Friday, July 23, 2004

Sea Shells (The Twins)

Some of the happiest memories of my childhood in South Africa involve the ocean. It’s a very different kind of ocean to that found here in the Pacific Northwest, or over on the northeastern seaboard of the United States, and I miss it often.

One of my favorite things to do at the ocean was, and is, to study tide pools. When I was six years old, in Cape Town, I would collect shells and put every one to my ear, wondering how the ocean got inside. It was a cruel trick my parents played on me, putting into my head the idea that the ocean was inside those shells. When I was 7, after we moved to Toronto, I would sit in our living room and listen to the shells. I would also spend ages staring at the dried baby lobster, trapped deep inside a piece of coral my parents had brought with us.

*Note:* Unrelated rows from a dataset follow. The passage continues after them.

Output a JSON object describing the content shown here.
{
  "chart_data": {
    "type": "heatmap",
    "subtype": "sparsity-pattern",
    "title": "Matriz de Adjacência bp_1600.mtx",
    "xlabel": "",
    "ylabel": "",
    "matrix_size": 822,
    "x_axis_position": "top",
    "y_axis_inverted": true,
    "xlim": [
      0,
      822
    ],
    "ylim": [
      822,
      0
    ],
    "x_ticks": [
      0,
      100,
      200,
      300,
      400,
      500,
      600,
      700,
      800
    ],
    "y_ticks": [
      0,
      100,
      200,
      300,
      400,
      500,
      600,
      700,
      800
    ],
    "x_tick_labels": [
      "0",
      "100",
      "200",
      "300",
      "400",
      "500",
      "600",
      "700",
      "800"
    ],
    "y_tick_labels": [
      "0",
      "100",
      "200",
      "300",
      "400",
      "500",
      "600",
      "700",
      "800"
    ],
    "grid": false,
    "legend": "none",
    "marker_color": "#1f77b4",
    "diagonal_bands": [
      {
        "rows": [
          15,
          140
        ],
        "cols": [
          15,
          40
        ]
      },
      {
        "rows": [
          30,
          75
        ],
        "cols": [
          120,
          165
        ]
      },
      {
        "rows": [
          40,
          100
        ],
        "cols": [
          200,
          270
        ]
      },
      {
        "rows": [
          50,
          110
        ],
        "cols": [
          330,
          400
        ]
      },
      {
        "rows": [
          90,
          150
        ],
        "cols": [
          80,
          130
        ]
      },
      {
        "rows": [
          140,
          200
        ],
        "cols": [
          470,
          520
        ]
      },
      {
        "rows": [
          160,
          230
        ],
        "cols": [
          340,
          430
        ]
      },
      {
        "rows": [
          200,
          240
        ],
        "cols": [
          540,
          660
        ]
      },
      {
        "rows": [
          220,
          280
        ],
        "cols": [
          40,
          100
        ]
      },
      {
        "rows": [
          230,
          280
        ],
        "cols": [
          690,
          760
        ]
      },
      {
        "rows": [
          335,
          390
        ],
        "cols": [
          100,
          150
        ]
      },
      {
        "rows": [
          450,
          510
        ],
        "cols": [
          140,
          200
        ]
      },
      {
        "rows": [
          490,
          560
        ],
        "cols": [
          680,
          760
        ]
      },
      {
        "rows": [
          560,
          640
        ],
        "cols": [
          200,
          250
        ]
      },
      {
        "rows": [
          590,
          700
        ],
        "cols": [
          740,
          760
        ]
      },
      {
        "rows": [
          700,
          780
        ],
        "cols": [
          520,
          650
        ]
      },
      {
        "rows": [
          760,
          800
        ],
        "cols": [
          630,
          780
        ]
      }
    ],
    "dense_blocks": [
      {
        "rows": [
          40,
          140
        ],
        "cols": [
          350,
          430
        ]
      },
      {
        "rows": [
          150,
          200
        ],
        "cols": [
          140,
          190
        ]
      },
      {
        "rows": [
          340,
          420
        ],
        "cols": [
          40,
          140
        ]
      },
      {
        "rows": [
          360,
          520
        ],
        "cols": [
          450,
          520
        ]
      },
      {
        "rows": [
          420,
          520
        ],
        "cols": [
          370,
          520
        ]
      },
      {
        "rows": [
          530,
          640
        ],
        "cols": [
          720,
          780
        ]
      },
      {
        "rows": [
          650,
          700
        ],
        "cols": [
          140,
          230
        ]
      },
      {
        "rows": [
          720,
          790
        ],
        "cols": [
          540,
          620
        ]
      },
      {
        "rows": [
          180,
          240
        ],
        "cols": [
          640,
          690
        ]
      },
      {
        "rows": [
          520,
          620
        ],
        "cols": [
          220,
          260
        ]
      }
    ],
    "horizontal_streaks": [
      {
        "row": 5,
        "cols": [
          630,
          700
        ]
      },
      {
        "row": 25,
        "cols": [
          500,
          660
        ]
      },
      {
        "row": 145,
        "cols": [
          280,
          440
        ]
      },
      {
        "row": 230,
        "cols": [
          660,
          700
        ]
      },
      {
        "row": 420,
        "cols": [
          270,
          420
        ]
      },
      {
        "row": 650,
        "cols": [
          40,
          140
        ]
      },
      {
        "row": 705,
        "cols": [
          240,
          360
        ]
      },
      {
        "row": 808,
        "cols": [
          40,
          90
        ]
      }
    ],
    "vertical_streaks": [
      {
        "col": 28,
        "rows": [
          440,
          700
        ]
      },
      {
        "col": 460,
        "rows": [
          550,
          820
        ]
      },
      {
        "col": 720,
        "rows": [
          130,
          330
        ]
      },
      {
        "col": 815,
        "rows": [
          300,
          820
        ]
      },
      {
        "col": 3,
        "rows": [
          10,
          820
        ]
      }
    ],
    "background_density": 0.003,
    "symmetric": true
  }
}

Now I can’t remember what it felt like to walk on those beaches anymore, and I know well enough that the ocean can’t be found in a seashell – it’s an empty promise. The seashell holds only the notion of something so deep and rich as the ocean; the king’s new clothes -- it only manages to feign beauty and trick the naive.

It’s funny how some people can try so hard to be something they are not. If you close your eyes and listen, you can hear the sound of the waves, you can feel the water in the wind, and you can almost taste the salt. Open your eyes again, and you see only the dried coral and the dead lobster – and you know, if you were to scrape that lobster out of the coral, it would be nothing but orange dust.